Lorence has made media appearances on television and radio shows including Fox News, NBC’s Today Show, and National Public Radio’s All Things Considered. His commentary has also appeared in The Wall Street Journal, USA Today, The New York Daily News, The New York Post, The Philadelphia Inquirer, The Washington Times, The Hill, and National Review.
Before officially joining the organization in 2001, Lorence was a productive allied attorney for many years, actively involved in significant litigation for ADF. He has also worked for the Home School Legal Defense Association, Concerned Women for America, and the American Center for Law and Justice. Lorence earned a J.D. from the University of Minnesota Law School and received a B.A. in journalism from Stanford University. He is admitted to the bar in Minnesota, Virginia, the District of Columbia, the U.S. Supreme Court, and multiple federal appellate and district courts.
Robert McNamara serves as Deputy Litigation Director with the Institute for Justice.
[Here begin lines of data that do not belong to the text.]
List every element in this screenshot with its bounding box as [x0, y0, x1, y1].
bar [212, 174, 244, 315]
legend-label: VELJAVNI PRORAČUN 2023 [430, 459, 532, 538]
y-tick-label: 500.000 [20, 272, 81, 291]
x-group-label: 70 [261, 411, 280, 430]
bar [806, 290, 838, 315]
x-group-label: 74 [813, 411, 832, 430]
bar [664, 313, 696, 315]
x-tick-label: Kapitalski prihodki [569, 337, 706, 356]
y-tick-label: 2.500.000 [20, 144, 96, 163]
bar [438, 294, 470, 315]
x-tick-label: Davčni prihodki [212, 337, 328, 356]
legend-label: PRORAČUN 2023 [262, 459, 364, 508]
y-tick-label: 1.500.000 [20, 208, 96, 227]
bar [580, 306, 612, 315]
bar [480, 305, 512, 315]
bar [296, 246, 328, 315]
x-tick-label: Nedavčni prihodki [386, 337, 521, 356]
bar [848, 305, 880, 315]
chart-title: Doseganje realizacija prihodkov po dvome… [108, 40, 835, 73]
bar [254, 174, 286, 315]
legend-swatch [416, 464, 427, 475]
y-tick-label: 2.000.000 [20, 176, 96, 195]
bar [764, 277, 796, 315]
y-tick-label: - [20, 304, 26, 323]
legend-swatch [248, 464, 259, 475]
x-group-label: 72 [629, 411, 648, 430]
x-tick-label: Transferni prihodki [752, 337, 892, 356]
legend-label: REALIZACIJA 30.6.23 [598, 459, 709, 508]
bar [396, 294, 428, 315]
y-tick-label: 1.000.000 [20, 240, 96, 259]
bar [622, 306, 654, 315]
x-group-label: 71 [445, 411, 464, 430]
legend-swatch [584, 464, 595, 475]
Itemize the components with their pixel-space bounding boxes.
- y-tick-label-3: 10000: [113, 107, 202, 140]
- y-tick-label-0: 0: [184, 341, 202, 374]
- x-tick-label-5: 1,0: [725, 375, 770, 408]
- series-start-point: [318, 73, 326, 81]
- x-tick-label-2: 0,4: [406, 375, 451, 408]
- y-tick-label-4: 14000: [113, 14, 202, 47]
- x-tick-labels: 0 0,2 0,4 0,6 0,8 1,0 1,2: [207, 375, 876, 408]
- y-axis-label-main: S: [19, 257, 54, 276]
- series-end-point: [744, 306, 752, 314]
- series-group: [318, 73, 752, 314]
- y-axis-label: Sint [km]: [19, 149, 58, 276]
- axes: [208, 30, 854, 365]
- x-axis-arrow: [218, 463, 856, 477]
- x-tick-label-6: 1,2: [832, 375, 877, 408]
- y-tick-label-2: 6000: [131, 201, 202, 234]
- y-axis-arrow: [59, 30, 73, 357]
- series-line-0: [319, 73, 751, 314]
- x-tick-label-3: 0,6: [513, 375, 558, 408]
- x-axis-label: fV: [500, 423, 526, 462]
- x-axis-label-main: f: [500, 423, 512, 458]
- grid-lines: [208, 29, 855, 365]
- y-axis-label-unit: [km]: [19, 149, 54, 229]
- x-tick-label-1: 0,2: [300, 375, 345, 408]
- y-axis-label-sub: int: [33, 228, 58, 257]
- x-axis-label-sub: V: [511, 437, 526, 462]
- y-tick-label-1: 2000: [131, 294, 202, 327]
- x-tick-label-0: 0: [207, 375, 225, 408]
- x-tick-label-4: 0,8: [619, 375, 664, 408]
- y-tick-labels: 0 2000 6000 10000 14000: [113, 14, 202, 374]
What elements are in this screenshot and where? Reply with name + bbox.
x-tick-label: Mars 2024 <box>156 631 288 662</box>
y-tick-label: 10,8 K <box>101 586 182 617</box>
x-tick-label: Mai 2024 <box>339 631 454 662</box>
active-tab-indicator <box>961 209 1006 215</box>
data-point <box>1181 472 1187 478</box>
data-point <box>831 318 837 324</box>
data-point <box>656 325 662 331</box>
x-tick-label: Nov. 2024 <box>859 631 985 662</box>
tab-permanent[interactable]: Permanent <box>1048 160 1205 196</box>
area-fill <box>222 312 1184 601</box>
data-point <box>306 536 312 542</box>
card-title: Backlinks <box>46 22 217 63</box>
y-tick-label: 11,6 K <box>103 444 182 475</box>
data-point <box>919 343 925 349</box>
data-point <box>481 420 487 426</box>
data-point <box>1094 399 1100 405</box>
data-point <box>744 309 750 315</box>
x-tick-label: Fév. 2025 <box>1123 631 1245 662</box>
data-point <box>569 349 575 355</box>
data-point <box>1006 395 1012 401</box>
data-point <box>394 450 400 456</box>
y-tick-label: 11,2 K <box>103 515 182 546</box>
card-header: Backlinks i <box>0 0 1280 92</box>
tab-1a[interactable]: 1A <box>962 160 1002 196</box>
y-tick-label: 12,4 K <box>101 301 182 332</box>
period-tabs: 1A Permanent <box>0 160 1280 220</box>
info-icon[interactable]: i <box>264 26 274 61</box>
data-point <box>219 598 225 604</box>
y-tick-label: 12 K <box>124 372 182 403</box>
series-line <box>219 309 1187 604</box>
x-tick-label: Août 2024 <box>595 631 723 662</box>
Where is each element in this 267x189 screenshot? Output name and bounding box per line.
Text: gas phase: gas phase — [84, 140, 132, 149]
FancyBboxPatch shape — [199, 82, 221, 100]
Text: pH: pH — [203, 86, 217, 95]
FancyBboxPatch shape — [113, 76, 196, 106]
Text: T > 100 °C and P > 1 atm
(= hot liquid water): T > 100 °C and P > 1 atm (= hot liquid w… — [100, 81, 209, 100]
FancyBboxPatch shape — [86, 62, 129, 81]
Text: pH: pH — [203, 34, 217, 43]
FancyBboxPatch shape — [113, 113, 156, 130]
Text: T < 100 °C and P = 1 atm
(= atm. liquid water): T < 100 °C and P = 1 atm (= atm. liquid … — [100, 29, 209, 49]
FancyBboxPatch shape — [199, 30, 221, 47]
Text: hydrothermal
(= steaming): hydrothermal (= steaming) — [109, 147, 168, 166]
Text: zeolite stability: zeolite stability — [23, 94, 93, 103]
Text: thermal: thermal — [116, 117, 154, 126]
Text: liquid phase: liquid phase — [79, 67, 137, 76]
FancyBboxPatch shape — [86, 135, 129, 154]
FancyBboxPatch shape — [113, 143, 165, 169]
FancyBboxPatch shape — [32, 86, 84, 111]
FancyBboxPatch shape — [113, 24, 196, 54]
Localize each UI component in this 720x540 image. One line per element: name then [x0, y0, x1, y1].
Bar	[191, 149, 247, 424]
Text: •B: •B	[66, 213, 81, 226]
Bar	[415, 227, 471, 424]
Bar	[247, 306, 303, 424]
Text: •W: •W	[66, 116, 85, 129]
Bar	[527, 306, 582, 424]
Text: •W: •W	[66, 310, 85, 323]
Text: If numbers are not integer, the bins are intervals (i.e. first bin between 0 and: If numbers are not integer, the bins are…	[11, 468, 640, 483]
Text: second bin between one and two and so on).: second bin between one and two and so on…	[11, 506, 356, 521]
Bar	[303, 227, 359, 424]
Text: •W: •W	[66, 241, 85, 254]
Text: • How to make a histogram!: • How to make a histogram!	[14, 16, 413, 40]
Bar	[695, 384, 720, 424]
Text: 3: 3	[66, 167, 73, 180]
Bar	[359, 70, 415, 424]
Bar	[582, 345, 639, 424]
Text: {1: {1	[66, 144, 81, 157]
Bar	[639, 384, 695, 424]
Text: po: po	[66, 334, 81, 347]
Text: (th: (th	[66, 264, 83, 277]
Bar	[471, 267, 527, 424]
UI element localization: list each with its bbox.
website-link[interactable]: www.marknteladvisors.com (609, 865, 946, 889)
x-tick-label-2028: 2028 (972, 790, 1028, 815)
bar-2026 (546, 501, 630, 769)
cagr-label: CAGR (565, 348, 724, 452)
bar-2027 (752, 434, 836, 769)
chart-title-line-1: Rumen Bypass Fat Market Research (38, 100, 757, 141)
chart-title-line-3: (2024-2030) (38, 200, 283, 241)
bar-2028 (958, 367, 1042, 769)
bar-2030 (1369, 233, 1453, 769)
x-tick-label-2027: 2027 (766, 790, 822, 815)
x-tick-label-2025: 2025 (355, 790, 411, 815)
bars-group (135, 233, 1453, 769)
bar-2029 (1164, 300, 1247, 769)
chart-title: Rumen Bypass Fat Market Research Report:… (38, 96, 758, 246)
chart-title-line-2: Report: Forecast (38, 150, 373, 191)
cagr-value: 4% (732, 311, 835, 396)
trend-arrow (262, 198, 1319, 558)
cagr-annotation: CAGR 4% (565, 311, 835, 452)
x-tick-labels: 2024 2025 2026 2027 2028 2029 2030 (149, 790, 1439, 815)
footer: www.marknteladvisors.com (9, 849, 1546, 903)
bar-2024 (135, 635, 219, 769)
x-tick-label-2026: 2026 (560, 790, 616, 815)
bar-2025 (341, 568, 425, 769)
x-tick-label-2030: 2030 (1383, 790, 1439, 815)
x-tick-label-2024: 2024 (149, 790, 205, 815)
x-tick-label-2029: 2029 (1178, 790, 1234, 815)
He joined the Institute in August 2006 and litigates cutting-edge constitutional cases protecting free speech, property rights, economic liberty and other individual liberties in both federal and state courts.
Robert’s work has resulted in court victories for property owners fighting eminent domain abuse, tour guides fighting unconstitutional restrictions on their speech, taxi drivers seeking the right to own their own business, and many others. Robert also litigates in defense of innovation and entrepreneurship in medical care and was co-counsel in Flynn v. Holder, IJ’s landmark challenge to the federal prohibition on compensating bone marrow donors.
Robert’s writing has been published by outlets including The New York Times, The Wall Street Journal, The Washington Post and dozens more nationwide. His opinions and views on legal issues have been featured in radio and television programs ranging from National Public Radio’s All Things Considered to Fox News Channel’s Hannity & Colmes.
Robert is a graduate of Boston University and the New York University School of Law, where he was a founding member and eventual editor-in-chief of the NYU Journal of Law & Liberty. He currently lives in Virginia with his wife and children.